Saudi Arabian woman drives F1 car to mark end of ban
  • On the same day that women celebrated being allowed to drive on the roads of Saudi Arabia, Aseel Al-Hamad drove an F1 car
  • Al-Hamad who is a member of the FIA Women in Motorsport Commission, is a keen driver and motorsport enthusiast

LE CASTELLET, France: Renault stole a march on their Formula One rivals on Sunday when they gave a Saudi Arabian woman a chance to mark a special day by driving one of their cars ahead of Sunday’s French Grand Prix.
On the same day that women celebrated being allowed to drive on the roads of Saudi Arabia, Aseel Al-Hamad, the first female member of her national motorsport federation, took the wheel of the same car in which Kimi Raikkonen won the 2012 Abu Dhabi Grand Prix.

She was part of a Renault ‘passion parade’ hours ahead of the first French Grand Prix in a decade and the first to be held at the Le Castellet circuit for 28 years.
Al-Hamad who is a member of the FIA Women in Motorsport Commission, is a keen driver and motorsport enthusiast who took part in a training day on June 5 at the circuit.
"I have loved racing and motorsport from a very young age and to drive a Formula One car goes even beyond my dreams and what I thought was possible.
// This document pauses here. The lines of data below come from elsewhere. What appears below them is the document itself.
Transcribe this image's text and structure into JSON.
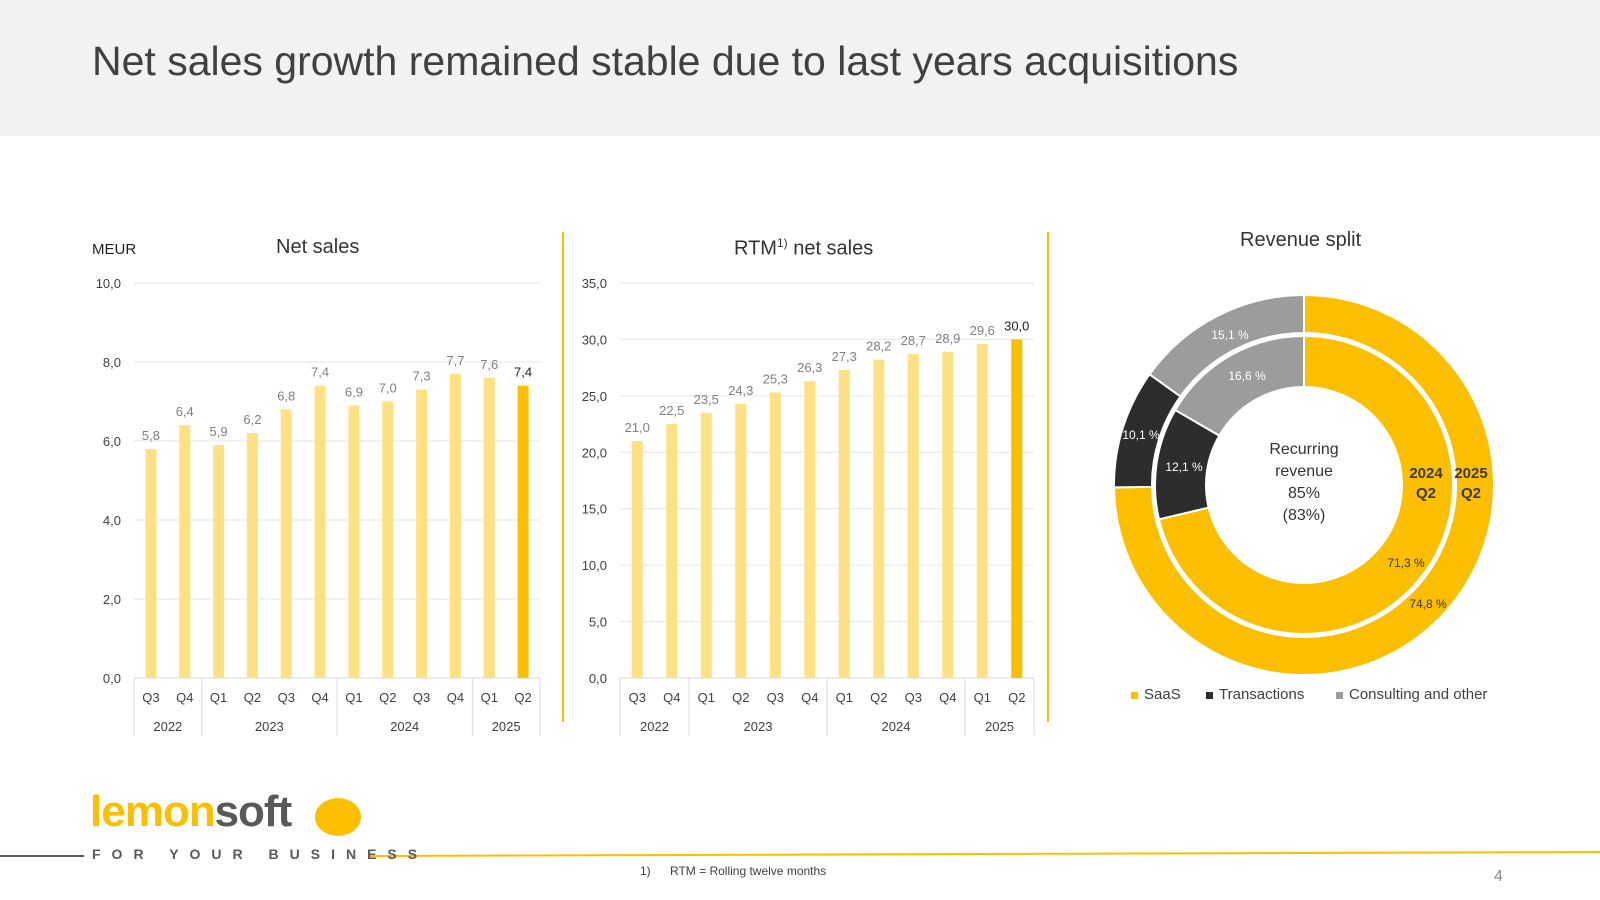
{
  "page": {
    "title": "Net sales growth remained stable due to last years acquisitions",
    "unit": "MEUR",
    "footnote_number": "1)",
    "footnote_text": "RTM = Rolling twelve months",
    "page_number": "4",
    "logo_part1": "lemon",
    "logo_part2": "soft",
    "tagline": "FOR YOUR BUSINESS"
  },
  "colors": {
    "light": "#ffe082",
    "accent": "#fbbf00",
    "dark": "#2d2d2d",
    "grey": "#9c9c9c"
  },
  "chart_data": [
    {
      "type": "bar",
      "title": "Net sales",
      "ylabel": "MEUR",
      "ylim": [
        0,
        10
      ],
      "yticks": [
        "0,0",
        "2,0",
        "4,0",
        "6,0",
        "8,0",
        "10,0"
      ],
      "categories": [
        "Q3",
        "Q4",
        "Q1",
        "Q2",
        "Q3",
        "Q4",
        "Q1",
        "Q2",
        "Q3",
        "Q4",
        "Q1",
        "Q2"
      ],
      "values": [
        5.8,
        6.4,
        5.9,
        6.2,
        6.8,
        7.4,
        6.9,
        7.0,
        7.3,
        7.7,
        7.6,
        7.4
      ],
      "labels": [
        "5,8",
        "6,4",
        "5,9",
        "6,2",
        "6,8",
        "7,4",
        "6,9",
        "7,0",
        "7,3",
        "7,7",
        "7,6",
        "7,4"
      ],
      "year_groups": [
        {
          "year": "2022",
          "count": 2
        },
        {
          "year": "2023",
          "count": 4
        },
        {
          "year": "2024",
          "count": 4
        },
        {
          "year": "2025",
          "count": 2
        }
      ]
    },
    {
      "type": "bar",
      "title": "RTM",
      "title_sup": "1)",
      "title_suffix": " net sales",
      "ylim": [
        0,
        35
      ],
      "yticks": [
        "0,0",
        "5,0",
        "10,0",
        "15,0",
        "20,0",
        "25,0",
        "30,0",
        "35,0"
      ],
      "categories": [
        "Q3",
        "Q4",
        "Q1",
        "Q2",
        "Q3",
        "Q4",
        "Q1",
        "Q2",
        "Q3",
        "Q4",
        "Q1",
        "Q2"
      ],
      "values": [
        21.0,
        22.5,
        23.5,
        24.3,
        25.3,
        26.3,
        27.3,
        28.2,
        28.7,
        28.9,
        29.6,
        30.0
      ],
      "labels": [
        "21,0",
        "22,5",
        "23,5",
        "24,3",
        "25,3",
        "26,3",
        "27,3",
        "28,2",
        "28,7",
        "28,9",
        "29,6",
        "30,0"
      ],
      "year_groups": [
        {
          "year": "2022",
          "count": 2
        },
        {
          "year": "2023",
          "count": 4
        },
        {
          "year": "2024",
          "count": 4
        },
        {
          "year": "2025",
          "count": 2
        }
      ]
    },
    {
      "type": "pie",
      "title": "Revenue split",
      "center_lines": [
        "Recurring",
        "revenue",
        "85%",
        "(83%)"
      ],
      "rings": [
        {
          "name": "2025 Q2",
          "line1": "2025",
          "line2": "Q2",
          "values": [
            74.8,
            10.1,
            15.1
          ],
          "labels": [
            "74,8 %",
            "10,1 %",
            "15,1 %"
          ]
        },
        {
          "name": "2024 Q2",
          "line1": "2024",
          "line2": "Q2",
          "values": [
            71.3,
            12.1,
            16.6
          ],
          "labels": [
            "71,3 %",
            "12,1 %",
            "16,6 %"
          ]
        }
      ],
      "legend": [
        "SaaS",
        "Transactions",
        "Consulting and other"
      ]
    }
  ]
}
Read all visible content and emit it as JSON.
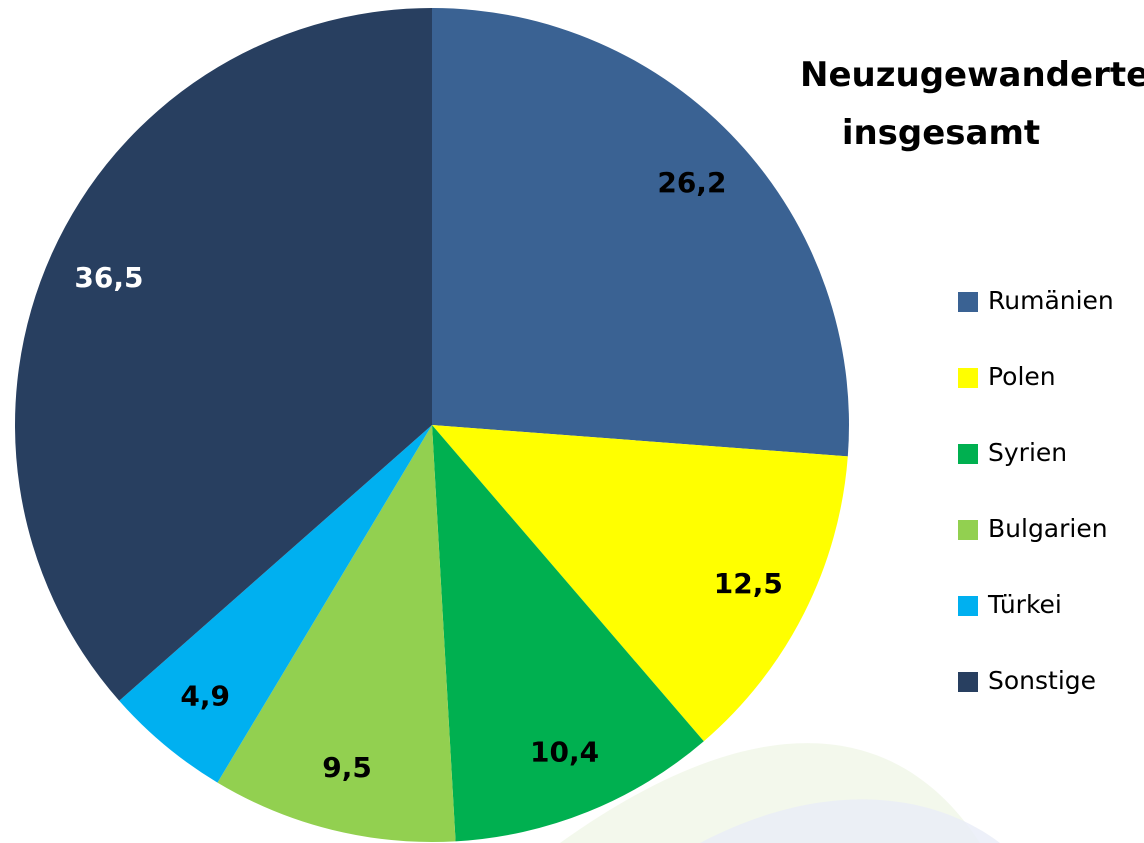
{
  "chart_data": {
    "type": "pie",
    "title": "Neuzugewanderte insgesamt",
    "categories": [
      "Rumänien",
      "Polen",
      "Syrien",
      "Bulgarien",
      "Türkei",
      "Sonstige"
    ],
    "values": [
      26.2,
      12.5,
      10.4,
      9.5,
      4.9,
      36.5
    ],
    "value_labels": [
      "26,2",
      "12,5",
      "10,4",
      "9,5",
      "4,9",
      "36,5"
    ],
    "colors": [
      "#3a6293",
      "#ffff00",
      "#00b050",
      "#92d050",
      "#00b0f0",
      "#283f60"
    ],
    "legend": "right"
  }
}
"It is a genuine honour to drive in front of the crowds at the team’s home race in France.
"I hope doing so on the day when women can drive on the roads in the Kingdom of Saudi Arabia shows what you can do if you have the passion and the spirit to dream."
Aseel is responsible for creation of strategies to promote the education and training of women in motorsport in Saudi Arabia.

 

 

Al-Hamad had celebrated the end of the ban on women drivers with a lap of honour in a Jaguar F-TYPE.
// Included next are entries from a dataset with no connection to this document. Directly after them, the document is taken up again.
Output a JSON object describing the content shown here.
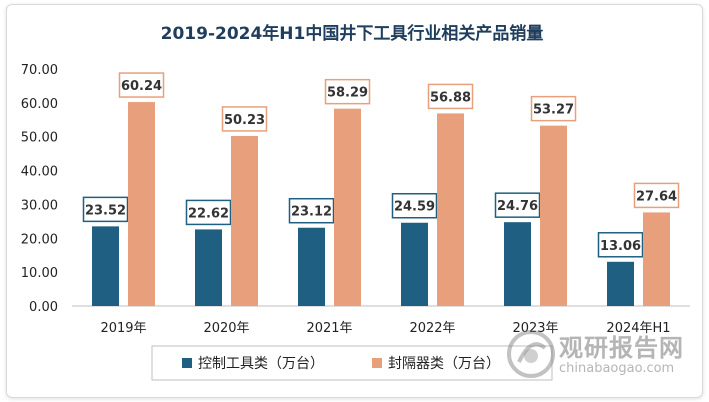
{
  "chart_data": {
    "type": "bar",
    "title": "2019-2024年H1中国井下工具行业相关产品销量",
    "categories": [
      "2019年",
      "2020年",
      "2021年",
      "2022年",
      "2023年",
      "2024年H1"
    ],
    "series": [
      {
        "name": "控制工具类（万台）",
        "values": [
          23.52,
          22.62,
          23.12,
          24.59,
          24.76,
          13.06
        ],
        "color": "#1f5f82"
      },
      {
        "name": "封隔器类（万台）",
        "values": [
          60.24,
          50.23,
          58.29,
          56.88,
          53.27,
          27.64
        ],
        "color": "#e8a07c"
      }
    ],
    "ylim": [
      0,
      70
    ],
    "yticks": [
      "0.00",
      "10.00",
      "20.00",
      "30.00",
      "40.00",
      "50.00",
      "60.00",
      "70.00"
    ],
    "grid": false,
    "legend_position": "bottom",
    "data_labels": true
  },
  "colors": {
    "title": "#1f3d5c",
    "label_border_dark": "#1f5f82",
    "label_border_light": "#e8a07c",
    "axis": "#bfbfbf"
  },
  "watermark": {
    "brand": "观研报告网",
    "url": "chinabaogao.com"
  }
}
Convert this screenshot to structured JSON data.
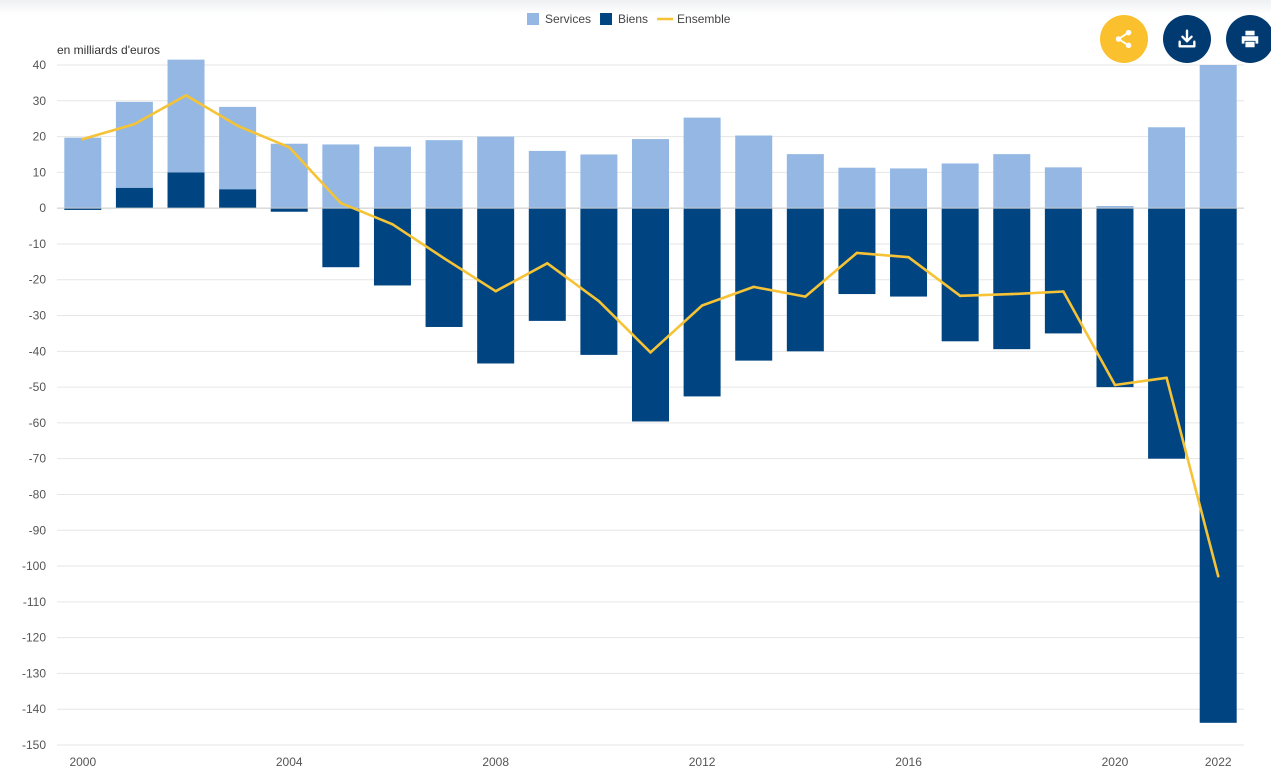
{
  "chart_data": {
    "type": "bar",
    "stacked": true,
    "ylabel": "en milliards d'euros",
    "ylim": [
      -150,
      40
    ],
    "yticks": [
      40,
      30,
      20,
      10,
      0,
      -10,
      -20,
      -30,
      -40,
      -50,
      -60,
      -70,
      -80,
      -90,
      -100,
      -110,
      -120,
      -130,
      -140,
      -150
    ],
    "x": [
      2000,
      2001,
      2002,
      2003,
      2004,
      2005,
      2006,
      2007,
      2008,
      2009,
      2010,
      2011,
      2012,
      2013,
      2014,
      2015,
      2016,
      2017,
      2018,
      2019,
      2020,
      2021,
      2022
    ],
    "x_tick_labels": [
      "2000",
      "2004",
      "2008",
      "2012",
      "2016",
      "2020",
      "2022"
    ],
    "grid": true,
    "legend_position": "top",
    "series": [
      {
        "name": "Services",
        "type": "bar",
        "color": "#94b8e3",
        "values": [
          19.7,
          24.0,
          31.5,
          23.0,
          18.0,
          17.8,
          17.2,
          19.0,
          20.0,
          16.0,
          15.0,
          19.3,
          25.3,
          20.3,
          15.1,
          11.3,
          11.1,
          12.5,
          15.1,
          11.4,
          0.6,
          22.6,
          40.0
        ]
      },
      {
        "name": "Biens",
        "type": "bar",
        "color": "#004582",
        "values": [
          -0.5,
          5.7,
          10.0,
          5.3,
          -1.0,
          -16.5,
          -21.6,
          -33.2,
          -43.4,
          -31.5,
          -41.0,
          -59.6,
          -52.6,
          -42.6,
          -40.0,
          -24.0,
          -24.7,
          -37.2,
          -39.4,
          -35.0,
          -50.0,
          -70.0,
          -143.8
        ]
      },
      {
        "name": "Ensemble",
        "type": "line",
        "color": "#f5c335",
        "values": [
          19.3,
          23.5,
          31.5,
          23.0,
          17.0,
          1.4,
          -4.5,
          -14.0,
          -23.2,
          -15.4,
          -26.0,
          -40.3,
          -27.2,
          -22.0,
          -24.7,
          -12.5,
          -13.7,
          -24.5,
          -24.0,
          -23.3,
          -49.4,
          -47.4,
          -102.8
        ]
      }
    ]
  },
  "toolbar": {
    "share_icon": "share-icon",
    "download_icon": "download-icon",
    "print_icon": "print-icon",
    "share_color": "#fbc02d",
    "button_color": "#003a70"
  }
}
Al-Hamad, the first female board member of the Saudi Arabian Motor Federation, had never driven on a track in her home country before.

Al-Hamad joined Jaguar in a call for June 24thto be known as World Driving Day – a day when finally, the whole world can enjoy the thrill of being behind the wheel of a car. On World Driving Day Jaguar invites people to share a memory of their best driving moment (image or anecdote) using the #worlddrivingday.